“There would be some comfort, sir,” he continued, “if one could go on writing at will like that. As it is, I sometimes write verses all over a slate, and rub them out again. Live hard! yes, indeed, we do live hard. I hardly know the taste of meat. We live on bread and butter, and tea; no, not any fish. As you see, sir, I work at tinning. I put new bottoms into old tin tea-pots, and such like. Here’s my sort of bench, by my poor bit of a bed. In the best weeks I earn 4s. by tinning, never higher. In bad weeks I earn only 1s. by it, and sometimes not that,—and there are more shilling than four shilling weeks by three to one. As to my poetry, a good week is 3s., and a poor week is 1s.—and sometimes I make nothing at all that way. So I leave you to judge, sir, whether we live hard; for the comings in, and what we have from the parish, must keep six of us—myself, my wife, and four children. It’s a long, hard struggle.” “Yes, indeed,” said the wife, “it’s just as you’ve heard my husband tell, sir. We’ve 2s. a week and four loaves of bread from the parish, and the rent’s 2s. 6d., and the landlord every week has 2s.,—and 6d. he has done for him in tinning work. Oh, we do live hard, indeed.”
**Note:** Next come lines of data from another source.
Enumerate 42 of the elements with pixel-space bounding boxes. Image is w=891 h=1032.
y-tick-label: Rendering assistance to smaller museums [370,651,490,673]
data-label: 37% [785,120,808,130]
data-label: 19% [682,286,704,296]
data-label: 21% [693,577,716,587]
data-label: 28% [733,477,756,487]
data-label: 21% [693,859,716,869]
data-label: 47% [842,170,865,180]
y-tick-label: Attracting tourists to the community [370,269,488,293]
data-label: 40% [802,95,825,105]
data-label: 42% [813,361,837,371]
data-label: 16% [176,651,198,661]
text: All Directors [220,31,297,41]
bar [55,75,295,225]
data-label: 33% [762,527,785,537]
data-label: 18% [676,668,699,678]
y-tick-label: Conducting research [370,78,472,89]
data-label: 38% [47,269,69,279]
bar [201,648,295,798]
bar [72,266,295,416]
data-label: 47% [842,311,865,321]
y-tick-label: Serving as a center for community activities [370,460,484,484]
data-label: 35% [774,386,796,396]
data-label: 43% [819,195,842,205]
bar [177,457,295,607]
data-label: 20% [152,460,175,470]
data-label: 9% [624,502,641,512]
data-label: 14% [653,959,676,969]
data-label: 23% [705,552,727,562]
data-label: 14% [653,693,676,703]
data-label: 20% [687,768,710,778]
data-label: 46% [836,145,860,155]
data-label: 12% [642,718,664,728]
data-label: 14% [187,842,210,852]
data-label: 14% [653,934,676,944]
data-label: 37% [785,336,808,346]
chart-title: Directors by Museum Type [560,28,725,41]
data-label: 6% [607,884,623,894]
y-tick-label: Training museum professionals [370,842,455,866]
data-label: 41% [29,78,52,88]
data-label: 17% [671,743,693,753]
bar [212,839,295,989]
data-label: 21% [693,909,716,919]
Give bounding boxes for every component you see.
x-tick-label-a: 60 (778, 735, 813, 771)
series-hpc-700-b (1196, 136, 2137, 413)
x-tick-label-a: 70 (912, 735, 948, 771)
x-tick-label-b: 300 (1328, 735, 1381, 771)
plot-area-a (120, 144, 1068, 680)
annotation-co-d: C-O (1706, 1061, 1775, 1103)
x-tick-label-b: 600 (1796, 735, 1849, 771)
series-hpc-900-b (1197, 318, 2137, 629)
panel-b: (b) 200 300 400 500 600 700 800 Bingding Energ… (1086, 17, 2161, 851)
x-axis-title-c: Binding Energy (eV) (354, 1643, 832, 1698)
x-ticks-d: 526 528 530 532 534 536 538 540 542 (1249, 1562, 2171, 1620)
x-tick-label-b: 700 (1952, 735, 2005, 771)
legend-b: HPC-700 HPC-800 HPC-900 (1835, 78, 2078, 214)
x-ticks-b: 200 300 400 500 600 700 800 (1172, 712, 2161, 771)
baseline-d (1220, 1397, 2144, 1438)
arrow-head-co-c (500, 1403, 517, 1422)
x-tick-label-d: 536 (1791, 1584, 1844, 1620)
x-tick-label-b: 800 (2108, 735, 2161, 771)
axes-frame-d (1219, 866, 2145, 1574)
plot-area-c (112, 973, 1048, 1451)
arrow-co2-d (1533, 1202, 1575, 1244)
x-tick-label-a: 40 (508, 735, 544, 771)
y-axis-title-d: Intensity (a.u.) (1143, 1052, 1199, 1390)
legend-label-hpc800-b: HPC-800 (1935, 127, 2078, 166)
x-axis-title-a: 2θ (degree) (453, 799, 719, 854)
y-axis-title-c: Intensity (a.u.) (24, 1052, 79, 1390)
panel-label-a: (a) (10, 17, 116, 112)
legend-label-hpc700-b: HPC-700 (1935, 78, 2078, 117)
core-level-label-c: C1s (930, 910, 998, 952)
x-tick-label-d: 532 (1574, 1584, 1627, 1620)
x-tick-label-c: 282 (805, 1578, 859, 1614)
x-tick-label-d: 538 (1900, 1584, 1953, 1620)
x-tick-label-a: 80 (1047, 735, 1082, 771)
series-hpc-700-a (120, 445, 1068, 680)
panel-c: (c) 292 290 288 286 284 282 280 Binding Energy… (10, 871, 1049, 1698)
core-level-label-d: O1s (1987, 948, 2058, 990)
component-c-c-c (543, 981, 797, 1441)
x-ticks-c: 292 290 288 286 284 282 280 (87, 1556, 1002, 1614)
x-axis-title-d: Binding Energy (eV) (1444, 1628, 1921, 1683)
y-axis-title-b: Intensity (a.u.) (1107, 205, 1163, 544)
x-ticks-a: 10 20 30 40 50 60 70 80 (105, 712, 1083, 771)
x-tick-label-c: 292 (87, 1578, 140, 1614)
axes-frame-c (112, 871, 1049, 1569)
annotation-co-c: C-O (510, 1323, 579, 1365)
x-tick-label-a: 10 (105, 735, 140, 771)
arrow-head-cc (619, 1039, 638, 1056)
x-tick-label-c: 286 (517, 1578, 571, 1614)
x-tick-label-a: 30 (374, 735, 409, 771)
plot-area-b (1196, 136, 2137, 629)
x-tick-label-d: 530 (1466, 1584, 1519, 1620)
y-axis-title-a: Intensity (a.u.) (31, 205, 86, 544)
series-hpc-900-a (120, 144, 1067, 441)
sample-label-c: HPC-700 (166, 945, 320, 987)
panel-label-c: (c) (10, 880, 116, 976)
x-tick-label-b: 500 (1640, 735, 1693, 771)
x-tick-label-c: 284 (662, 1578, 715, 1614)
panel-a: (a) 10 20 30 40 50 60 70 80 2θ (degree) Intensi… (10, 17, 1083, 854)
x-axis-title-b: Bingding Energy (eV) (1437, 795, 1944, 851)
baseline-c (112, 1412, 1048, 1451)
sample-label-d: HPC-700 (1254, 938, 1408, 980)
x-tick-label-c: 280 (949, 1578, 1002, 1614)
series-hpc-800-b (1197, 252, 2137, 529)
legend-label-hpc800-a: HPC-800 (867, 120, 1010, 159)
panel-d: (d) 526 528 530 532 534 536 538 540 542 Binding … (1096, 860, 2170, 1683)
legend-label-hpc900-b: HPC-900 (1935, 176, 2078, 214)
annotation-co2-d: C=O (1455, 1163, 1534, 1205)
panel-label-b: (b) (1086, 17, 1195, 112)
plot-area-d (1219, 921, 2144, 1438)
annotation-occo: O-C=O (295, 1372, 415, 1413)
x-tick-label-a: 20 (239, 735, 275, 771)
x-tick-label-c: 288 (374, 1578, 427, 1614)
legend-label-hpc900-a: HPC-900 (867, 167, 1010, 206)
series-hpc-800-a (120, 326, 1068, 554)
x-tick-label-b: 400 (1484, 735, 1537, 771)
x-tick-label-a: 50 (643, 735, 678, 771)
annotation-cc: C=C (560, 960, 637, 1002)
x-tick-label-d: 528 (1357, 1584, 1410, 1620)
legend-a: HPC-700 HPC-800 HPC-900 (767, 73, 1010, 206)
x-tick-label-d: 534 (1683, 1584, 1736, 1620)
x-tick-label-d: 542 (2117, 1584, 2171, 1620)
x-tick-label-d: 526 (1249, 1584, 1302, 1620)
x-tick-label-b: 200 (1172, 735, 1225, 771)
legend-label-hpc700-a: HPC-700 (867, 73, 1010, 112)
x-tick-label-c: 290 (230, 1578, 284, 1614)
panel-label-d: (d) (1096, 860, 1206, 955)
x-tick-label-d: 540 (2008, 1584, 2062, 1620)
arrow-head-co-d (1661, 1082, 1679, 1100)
As I was taking my leave, the poor man expressed a desire that I would take a copy of an epitaph which he had written for himself. “If ever,” he said, “I am rich enough to provide for a tomb-stone, or my family is rich enough to give me one, this shall be my epitaph” [I copied it from a blank page in his Bible:]

“Stranger, pause, a moment stay,

Tread lightly o’er this mound of clay.

Here lies J—— H——, in hopes to rise,

And meet his Saviour in the skies.

Christ his refuge, Heaven his home,

Where pain and sorrow never come.

His journey’s done, his trouble’s past,

With God he sleeps in peace at last.”